Three and half games into his Everton career, Romelu Lukaku is already becoming a fan favourite - and rightly so. The gargantuan Belgian has netted four times already, and his hold up play and ability on the ball has also proved revelatory after weeks spent watching Nikica Jelavic flounder up front.
But against both Newcastle and Man City at the weekend, his performances deteriorated as time wore on, losing his early explosiveness and giving away possession on a number of occasions. Still only 20, Lukaku may not yet be ready to play 90 minutes week in, week out, despite his prodigious talent.
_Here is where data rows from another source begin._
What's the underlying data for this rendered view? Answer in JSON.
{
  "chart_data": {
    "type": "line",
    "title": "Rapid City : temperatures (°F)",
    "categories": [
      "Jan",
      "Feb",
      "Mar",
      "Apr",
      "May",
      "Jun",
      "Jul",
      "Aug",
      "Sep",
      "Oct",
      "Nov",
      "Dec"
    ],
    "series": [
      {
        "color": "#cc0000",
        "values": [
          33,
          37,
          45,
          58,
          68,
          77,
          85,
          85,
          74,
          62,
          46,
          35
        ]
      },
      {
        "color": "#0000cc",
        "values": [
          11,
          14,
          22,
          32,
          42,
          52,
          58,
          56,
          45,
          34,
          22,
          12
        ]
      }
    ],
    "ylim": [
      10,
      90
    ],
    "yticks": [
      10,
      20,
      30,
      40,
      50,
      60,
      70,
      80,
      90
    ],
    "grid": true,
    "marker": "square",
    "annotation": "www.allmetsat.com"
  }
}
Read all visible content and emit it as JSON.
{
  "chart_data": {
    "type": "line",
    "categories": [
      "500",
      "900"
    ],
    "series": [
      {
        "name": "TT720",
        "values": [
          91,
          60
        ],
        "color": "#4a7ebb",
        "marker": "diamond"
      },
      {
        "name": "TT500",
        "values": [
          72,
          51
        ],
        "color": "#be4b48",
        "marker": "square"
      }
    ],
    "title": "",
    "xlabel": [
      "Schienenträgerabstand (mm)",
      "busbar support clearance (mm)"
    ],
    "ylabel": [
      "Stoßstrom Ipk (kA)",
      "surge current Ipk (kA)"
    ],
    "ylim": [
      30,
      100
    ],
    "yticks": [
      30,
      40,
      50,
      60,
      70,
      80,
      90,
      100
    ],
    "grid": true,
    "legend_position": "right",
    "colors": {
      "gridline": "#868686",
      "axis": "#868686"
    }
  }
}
As a result, Everton might do well to look at Steve Clarke's managing of him during his spell at West Brom last season, where Lukaku was unleashed on tired defences after willing runner Shane Long had worn them down.
5. The sooner Pienaar returns to fitness, the better.
For the second successive game, Leighton Baines was kept unusually quiet for Everton. With Kevin Mirallas and Steven Naismith notionally playing on the wings against Manchester City, the talismanic left back lacked a teammate that could bring out the best in him going forward, an issue that wasn't solved with the late introduction of Gerard Deulofeu either.
Having been out for almost a month however, Baines' partner in crime Steven Pienaar should be eligible for selection again following the international break, and it stands to reason that the South African's return should spark an upturn in form from his teammate. Let's hope that that is the case, as despite the addition of Lukaku, Baines remains arguably Everton's greatest attacking threat.